He came to a stop just at the edge of that outcropping, several meters from Jacen and Brisha.
“So you’re the Sith,” Jacen said.
The dark figure bowed.
Jacen gave him a scornful look. “How am I supposed to take you seriously? You’re not even here.”
The hooded man’s voice came back as a whisper. “What do you mean?”
“I mean, you walked. As if we were in Coruscant-standard gravity instead of a tiny fraction of it. You’re an illusion.”
“Yes, I’m an illusion. But I’m also here. Right here.”
“Care to explain that?”
“No.”
“Ah.” Jacen thumbed his lightsaber into life. “Well, I suppose I should be cutting you in half now.”
“I am a Master. You are a Jedi Knight. Do you know what that means?”
“That I can’t win?” Jacen punctuated his question with a mocking laugh.
“No. That you must go through my subordinates to get to me. Allowing me to test you, to evaluate you. That’s tradition, you know.”
“If you say so.”
The reflection of the Sith’s gold-orange eyes disappeared-and then the Sith himself vanished, ghost-like.
But there was a sound from beyond where he had stood, a slight scrape, and another figure moved forward into view. This one walked, as the Sith had, in a fashion appropriate for a standard-gravity environment, and stepped out to stand where the Sith had stood.
He was not tall, but he was well muscled and agile. He wore black pants, tunic, boots, and gloves, and held an unlit lightsaber.
His features were those of Luke Skywalker, but rakishly bearded and twisted into a grin that was all malice and scorn.
“Not nice,” Jacen said.
Nelani reached the bottom of the cavern first, taking the minor shock of impact on bent legs and being propelled a few meters back up into the air. On his way down, Ben passed her on her upward bounce, but he had eyes only for the creatures clustered on the stone wall above. He hit stony floor, bounced upward a few meters, passed Nelani again as she descended. Soon enough, both had their feet none too firmly on the surface beneath.
Now Ben could hear rustling, hissing that sounded like muffled, sibilant speech, from above-from hundreds of sources above.
“They’re going to swarm us,” Nelani said. She sounded rattled.
As if her words were a cue, a form of permission, the eyes above suddenly descended en masse, pouring downward as if carried by a waterfall. Nelani’s lightsaber snapped into life, adding a yellow-white glow to the proceedings. Ben raised his own blade in a high defensive stance.
The first wave of descending creatures broke before it reached the Jedi, splitting into two streams, each headed a different direction parallel to the stone face. But two of the creatures did not veer away. One came at Ben, one at Nelani.
Ben darted to one side-or tried; despite having some experience in low-gravity environments, he wasn’t accustomed enough to them for appropriate movements and tactics to be instinctive. He pushed off but floated mostly upward, straight toward his attacker.
No matter. The creature-revealed in the light of Ben’s lightsaber to be a fleshy stretched wing with eyes at one end, a tail at the other, and a wet mouth toward the center of its underside, something like a mynock-flew straight at him.
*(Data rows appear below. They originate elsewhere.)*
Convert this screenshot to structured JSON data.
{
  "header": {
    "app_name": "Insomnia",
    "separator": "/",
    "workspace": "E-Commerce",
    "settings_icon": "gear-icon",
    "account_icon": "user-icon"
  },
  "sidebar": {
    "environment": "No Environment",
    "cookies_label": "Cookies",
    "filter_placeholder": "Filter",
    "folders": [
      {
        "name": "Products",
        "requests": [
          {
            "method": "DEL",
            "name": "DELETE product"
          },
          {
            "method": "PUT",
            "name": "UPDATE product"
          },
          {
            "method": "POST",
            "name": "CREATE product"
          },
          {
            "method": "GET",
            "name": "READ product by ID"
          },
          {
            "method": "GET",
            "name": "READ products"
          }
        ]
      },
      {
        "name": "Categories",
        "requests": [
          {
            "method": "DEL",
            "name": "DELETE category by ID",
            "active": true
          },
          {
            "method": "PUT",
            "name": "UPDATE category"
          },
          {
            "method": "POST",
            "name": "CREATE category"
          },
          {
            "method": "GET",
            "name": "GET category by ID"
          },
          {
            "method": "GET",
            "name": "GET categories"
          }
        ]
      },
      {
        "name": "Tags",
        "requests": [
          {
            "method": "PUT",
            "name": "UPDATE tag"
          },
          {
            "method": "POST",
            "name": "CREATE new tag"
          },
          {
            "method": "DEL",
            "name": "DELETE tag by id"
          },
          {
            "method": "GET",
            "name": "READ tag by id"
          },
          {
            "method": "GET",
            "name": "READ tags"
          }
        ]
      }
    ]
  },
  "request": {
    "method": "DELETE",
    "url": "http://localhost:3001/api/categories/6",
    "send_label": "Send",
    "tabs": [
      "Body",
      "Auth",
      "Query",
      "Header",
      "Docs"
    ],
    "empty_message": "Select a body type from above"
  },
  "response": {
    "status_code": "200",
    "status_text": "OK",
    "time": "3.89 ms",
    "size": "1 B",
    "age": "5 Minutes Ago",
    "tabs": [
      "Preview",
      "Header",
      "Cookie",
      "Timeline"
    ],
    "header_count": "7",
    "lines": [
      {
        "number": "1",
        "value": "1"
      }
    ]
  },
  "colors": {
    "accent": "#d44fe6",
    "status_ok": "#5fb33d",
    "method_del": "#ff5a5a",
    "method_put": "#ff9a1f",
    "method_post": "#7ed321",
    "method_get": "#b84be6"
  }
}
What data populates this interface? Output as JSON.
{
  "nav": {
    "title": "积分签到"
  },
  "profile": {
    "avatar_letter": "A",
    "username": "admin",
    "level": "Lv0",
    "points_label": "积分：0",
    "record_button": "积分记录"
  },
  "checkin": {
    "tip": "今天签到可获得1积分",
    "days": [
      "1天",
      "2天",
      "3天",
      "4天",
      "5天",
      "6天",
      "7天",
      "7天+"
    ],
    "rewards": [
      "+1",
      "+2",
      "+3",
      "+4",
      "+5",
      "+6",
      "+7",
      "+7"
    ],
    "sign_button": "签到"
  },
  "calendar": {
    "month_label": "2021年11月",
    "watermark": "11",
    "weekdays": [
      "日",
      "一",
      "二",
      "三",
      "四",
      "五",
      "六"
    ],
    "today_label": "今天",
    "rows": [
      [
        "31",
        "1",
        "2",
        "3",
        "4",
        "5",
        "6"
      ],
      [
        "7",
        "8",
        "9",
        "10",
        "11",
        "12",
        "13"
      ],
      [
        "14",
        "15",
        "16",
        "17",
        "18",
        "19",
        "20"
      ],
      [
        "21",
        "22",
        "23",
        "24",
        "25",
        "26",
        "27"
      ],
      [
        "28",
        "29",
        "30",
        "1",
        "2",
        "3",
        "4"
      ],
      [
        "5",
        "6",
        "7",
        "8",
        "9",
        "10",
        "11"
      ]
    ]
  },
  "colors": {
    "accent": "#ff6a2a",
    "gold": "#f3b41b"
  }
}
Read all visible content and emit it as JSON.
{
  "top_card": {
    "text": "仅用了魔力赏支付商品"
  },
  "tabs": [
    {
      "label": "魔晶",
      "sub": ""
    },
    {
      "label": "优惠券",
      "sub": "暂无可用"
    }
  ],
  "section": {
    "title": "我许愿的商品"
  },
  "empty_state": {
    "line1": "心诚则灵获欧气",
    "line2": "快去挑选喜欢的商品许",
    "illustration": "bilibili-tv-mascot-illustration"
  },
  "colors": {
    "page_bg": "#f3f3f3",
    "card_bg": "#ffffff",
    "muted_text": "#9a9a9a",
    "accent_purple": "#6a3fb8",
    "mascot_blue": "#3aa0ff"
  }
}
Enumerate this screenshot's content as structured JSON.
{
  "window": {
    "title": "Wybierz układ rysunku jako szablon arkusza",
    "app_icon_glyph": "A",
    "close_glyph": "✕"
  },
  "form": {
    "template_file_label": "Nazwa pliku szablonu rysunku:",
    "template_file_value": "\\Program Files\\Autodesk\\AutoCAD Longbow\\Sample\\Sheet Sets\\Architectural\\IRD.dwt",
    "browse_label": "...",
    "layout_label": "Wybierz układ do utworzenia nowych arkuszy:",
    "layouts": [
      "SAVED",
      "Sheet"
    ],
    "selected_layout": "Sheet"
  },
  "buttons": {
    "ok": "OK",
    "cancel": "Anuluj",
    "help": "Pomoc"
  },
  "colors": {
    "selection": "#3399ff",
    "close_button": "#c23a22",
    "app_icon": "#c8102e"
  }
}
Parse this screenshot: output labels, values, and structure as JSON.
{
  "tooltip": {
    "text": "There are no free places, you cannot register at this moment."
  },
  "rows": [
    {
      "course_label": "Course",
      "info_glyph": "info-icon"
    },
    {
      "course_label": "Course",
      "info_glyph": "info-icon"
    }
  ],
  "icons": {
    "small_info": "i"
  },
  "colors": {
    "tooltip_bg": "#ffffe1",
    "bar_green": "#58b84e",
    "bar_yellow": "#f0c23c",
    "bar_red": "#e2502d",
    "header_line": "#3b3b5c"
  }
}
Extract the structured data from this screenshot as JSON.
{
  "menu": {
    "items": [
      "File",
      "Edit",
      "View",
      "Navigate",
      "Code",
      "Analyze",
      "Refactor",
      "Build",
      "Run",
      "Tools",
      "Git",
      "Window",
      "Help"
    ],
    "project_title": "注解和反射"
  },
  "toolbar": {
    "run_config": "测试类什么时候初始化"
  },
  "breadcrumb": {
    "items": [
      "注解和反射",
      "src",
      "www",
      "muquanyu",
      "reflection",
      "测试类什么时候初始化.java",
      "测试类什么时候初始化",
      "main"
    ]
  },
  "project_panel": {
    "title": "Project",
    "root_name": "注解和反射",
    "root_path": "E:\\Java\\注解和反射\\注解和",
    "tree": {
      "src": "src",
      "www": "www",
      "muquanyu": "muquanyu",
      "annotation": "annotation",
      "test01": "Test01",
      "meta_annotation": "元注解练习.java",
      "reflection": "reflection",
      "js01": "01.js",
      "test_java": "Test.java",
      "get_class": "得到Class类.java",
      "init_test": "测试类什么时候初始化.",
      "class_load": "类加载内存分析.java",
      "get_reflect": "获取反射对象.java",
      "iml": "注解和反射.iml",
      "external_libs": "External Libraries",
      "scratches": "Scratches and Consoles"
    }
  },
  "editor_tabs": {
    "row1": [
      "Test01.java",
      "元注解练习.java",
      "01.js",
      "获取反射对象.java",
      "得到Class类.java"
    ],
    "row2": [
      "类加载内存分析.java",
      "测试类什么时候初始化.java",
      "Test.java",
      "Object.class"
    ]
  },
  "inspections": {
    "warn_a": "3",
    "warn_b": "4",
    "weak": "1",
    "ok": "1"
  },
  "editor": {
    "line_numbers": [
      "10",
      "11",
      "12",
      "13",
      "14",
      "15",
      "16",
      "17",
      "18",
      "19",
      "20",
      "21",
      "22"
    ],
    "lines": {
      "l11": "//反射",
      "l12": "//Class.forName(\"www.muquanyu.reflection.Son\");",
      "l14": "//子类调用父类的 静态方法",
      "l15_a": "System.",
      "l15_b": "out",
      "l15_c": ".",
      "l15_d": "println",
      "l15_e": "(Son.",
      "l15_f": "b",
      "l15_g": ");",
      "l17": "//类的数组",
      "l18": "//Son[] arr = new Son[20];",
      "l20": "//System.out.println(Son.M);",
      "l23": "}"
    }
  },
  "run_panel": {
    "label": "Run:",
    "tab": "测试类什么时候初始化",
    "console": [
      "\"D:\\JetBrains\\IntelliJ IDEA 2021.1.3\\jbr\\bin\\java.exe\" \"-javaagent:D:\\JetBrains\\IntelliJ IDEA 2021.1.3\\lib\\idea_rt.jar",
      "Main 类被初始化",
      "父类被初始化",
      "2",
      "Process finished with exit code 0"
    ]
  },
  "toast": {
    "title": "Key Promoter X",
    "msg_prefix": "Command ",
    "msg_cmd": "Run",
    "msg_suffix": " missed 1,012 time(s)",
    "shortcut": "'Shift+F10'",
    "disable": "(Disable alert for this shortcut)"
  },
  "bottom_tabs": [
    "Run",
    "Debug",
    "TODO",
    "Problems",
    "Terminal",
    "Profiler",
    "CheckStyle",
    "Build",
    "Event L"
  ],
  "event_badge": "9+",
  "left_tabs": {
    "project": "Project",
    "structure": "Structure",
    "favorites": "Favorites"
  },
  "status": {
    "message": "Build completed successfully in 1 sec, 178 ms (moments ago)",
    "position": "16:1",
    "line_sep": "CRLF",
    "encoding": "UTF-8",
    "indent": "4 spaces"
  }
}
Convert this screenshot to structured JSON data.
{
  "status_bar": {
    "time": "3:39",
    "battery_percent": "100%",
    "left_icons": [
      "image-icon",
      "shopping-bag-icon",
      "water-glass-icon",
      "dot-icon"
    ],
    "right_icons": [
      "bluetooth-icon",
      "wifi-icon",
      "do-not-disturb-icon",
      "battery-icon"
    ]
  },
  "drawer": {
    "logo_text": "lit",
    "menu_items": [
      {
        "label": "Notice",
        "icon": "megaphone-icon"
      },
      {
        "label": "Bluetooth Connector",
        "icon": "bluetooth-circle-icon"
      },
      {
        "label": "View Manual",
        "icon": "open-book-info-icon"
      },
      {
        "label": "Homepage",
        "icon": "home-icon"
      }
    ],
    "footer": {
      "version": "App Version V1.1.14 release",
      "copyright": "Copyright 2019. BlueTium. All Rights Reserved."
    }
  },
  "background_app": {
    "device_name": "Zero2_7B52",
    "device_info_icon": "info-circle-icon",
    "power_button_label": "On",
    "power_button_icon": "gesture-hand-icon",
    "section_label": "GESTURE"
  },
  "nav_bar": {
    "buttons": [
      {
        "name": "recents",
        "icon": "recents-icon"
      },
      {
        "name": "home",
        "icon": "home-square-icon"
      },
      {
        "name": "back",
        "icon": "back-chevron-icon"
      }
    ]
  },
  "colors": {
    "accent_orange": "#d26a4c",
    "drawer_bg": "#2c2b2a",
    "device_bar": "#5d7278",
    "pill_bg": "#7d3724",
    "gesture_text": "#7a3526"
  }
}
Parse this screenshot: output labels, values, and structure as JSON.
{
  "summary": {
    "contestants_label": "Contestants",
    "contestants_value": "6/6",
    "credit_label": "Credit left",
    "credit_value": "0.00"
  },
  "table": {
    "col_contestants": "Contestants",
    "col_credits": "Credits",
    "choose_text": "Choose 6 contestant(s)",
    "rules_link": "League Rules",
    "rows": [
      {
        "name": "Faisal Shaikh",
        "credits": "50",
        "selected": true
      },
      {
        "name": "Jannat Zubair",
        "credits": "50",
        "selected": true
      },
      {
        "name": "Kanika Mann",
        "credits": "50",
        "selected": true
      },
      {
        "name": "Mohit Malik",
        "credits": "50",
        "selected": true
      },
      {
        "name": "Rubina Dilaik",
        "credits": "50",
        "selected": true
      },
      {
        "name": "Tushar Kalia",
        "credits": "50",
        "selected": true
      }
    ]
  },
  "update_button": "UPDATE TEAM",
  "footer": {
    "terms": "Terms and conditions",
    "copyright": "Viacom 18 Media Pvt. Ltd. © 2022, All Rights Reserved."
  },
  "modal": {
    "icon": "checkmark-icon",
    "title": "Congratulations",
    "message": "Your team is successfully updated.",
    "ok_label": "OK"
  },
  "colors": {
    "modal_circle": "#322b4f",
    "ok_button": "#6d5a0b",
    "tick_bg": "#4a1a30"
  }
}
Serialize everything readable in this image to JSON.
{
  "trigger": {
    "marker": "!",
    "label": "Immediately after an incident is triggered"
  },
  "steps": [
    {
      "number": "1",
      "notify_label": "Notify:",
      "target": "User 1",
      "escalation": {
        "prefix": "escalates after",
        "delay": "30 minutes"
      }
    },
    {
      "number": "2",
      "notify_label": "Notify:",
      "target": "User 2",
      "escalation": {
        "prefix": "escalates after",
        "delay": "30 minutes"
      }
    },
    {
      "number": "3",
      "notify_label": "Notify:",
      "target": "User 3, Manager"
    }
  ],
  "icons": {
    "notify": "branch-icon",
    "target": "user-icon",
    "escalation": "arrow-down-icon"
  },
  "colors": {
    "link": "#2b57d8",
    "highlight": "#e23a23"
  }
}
Ben swung, felt his blade cut into skin and meat, and was propelled back down by the impact as the two halves of the beast hurtled lifelessly past him, one to either side.
The soles of his feet hit stone again. He absorbed as much of the impact as he could with his knees and did not bounce up very far this time.
The two mynock halves were partly embedded in the stone, and as he glanced at them, they slipped beneath the stone’s surface like two halves of a boat sinking. They left nothing behind-no blood, nothing.
“They’re not real,” Ben said.
“Projections of the Force,” Nelani answered from behind. “So they can’t really hurt us, right?”
“Wrong.” Her tone chided him. “You know better than that. It’s like saying A laser beam can’t hurt me-it’s only light, right?”
“I was just hoping.”
“Oof.” Nelani sounded as though she’d taken a shot to the gut, and her lightsaber winked out instantly.
Heedless of the swarms of mynocks overhead, Ben spun, the motion bouncing him a couple of meters up.
Nelani was gone. In her place stood Mara Skywalker. Her eyes glittered with anger and her body language suggested punishment to come. Her lightsaber, in her hand, was unlit.
Ben floated back to the ground. “You’re not my mother,” he said.
“Good,” she said. “Then it won’t be a family crime to cut you down.” She ignited the lightsaber, and its blade glowed red.